The University announced yesterday third-year College student Joseph Riley has won a Truman Scholarship, which offers students aiming to work in government or public service $30,000 to put toward graduate studies and leadership training.
Riley is a Politics Honors and Mandarin Chinese major. His two primary areas of research are the role of resource dependency, specifically resource competition, between the United States and China, and the roots of an all-volunteer army.
"[The United States is] leaning toward a great gap between those going into the military and those who don't," Riley said. He has researched these topics since his second year.
President Teresa Sullivan notified Riley Tuesday, calling him into her office without sharing the news beforehand. "I was thrilled and surprised," Riley said. "I told [Sullivan] in high school I got called into the principal's office quite a bit" - but not to receive awards, he added.
At the University, Riley is a Jefferson Scholar, an Echols Scholar and a member of the Army ROTC corps. He has spent the past two summers living and studying in China.
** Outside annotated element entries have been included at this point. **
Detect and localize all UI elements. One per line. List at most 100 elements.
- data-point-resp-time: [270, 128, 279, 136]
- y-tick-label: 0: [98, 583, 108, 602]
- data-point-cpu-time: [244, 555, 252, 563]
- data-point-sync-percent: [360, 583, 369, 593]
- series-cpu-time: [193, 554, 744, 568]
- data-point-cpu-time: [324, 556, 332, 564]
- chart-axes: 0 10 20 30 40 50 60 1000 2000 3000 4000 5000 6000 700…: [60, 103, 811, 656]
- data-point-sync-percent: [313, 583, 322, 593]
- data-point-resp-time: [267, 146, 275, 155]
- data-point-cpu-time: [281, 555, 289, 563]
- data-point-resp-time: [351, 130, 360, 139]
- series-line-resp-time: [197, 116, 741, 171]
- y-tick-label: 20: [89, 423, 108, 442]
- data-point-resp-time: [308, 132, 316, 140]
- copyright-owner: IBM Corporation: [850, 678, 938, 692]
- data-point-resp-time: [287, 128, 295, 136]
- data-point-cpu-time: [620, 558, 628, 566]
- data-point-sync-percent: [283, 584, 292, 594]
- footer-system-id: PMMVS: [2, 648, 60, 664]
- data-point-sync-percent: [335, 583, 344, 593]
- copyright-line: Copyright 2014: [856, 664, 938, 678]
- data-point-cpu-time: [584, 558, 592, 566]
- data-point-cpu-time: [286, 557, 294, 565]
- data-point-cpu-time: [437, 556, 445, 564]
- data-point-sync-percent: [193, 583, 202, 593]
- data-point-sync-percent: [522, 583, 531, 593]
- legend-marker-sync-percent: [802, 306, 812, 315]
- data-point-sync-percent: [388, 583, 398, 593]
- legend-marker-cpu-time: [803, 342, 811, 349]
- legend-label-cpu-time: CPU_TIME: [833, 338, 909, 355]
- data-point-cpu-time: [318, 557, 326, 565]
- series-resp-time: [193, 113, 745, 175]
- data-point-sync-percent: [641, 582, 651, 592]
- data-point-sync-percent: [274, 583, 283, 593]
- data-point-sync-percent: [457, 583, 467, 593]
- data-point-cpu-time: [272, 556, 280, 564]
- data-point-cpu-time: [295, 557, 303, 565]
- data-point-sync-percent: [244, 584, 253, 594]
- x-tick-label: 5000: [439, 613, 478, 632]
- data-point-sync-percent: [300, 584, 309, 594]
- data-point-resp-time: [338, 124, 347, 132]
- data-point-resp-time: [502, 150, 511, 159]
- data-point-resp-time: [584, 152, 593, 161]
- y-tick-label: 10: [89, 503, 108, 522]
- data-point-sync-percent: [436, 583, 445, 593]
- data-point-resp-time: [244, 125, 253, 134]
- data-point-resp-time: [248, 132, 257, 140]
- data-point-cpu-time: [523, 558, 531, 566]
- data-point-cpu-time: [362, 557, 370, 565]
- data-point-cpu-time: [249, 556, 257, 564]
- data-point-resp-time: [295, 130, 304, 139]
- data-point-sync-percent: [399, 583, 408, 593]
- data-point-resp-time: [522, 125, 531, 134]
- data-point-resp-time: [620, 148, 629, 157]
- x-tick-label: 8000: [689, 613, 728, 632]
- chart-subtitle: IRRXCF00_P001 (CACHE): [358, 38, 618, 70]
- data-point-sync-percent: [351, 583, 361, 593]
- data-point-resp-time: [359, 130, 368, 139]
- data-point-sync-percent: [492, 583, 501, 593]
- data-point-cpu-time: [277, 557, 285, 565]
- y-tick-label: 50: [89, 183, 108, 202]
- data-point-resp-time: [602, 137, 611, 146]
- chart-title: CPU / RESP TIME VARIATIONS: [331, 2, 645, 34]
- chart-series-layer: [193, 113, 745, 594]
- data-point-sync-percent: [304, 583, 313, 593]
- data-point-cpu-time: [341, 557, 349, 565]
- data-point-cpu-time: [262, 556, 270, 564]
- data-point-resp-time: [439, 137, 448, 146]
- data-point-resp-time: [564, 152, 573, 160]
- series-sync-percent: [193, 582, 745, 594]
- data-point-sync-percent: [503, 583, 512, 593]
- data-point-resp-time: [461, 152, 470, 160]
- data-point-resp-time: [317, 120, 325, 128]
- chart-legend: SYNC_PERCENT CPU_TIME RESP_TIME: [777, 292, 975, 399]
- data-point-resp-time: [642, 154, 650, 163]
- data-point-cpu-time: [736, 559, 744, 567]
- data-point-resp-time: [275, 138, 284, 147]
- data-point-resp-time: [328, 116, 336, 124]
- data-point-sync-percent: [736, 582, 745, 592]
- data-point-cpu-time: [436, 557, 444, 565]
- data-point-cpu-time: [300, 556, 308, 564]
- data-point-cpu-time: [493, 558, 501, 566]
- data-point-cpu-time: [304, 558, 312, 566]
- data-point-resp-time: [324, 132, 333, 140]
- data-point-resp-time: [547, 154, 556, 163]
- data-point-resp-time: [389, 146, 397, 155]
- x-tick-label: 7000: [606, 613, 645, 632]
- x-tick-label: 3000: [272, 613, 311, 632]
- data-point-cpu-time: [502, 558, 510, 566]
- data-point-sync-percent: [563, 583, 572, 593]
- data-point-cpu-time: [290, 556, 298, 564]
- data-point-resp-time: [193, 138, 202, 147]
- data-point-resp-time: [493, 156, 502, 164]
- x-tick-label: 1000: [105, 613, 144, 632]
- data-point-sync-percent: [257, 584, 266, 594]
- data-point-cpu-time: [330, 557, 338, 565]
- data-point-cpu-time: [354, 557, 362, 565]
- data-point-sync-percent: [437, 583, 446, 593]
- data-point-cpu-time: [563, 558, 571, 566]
After graduating, he will have the choice of deferring his eight-year military commitment to attend graduate school or returning to higher education following completion of his military service.
"I'm looking at doing a master's in public policy with an emphasis on foreign policy at the John F. Kennedy School of Government at Harvard or the Woodrow Wilson School at Princeton," Riley said.
Riley said he thought being a part of the Politics Honors program was pivotal in his selection as a Truman Scholar.
"I've been very fortunate to have some high degree of professor guidance and interaction," Riley said. "From the time I was a first year, different professors have kind of taken me under their wing and pointed me in the right direction in terms of different research topics I could explore."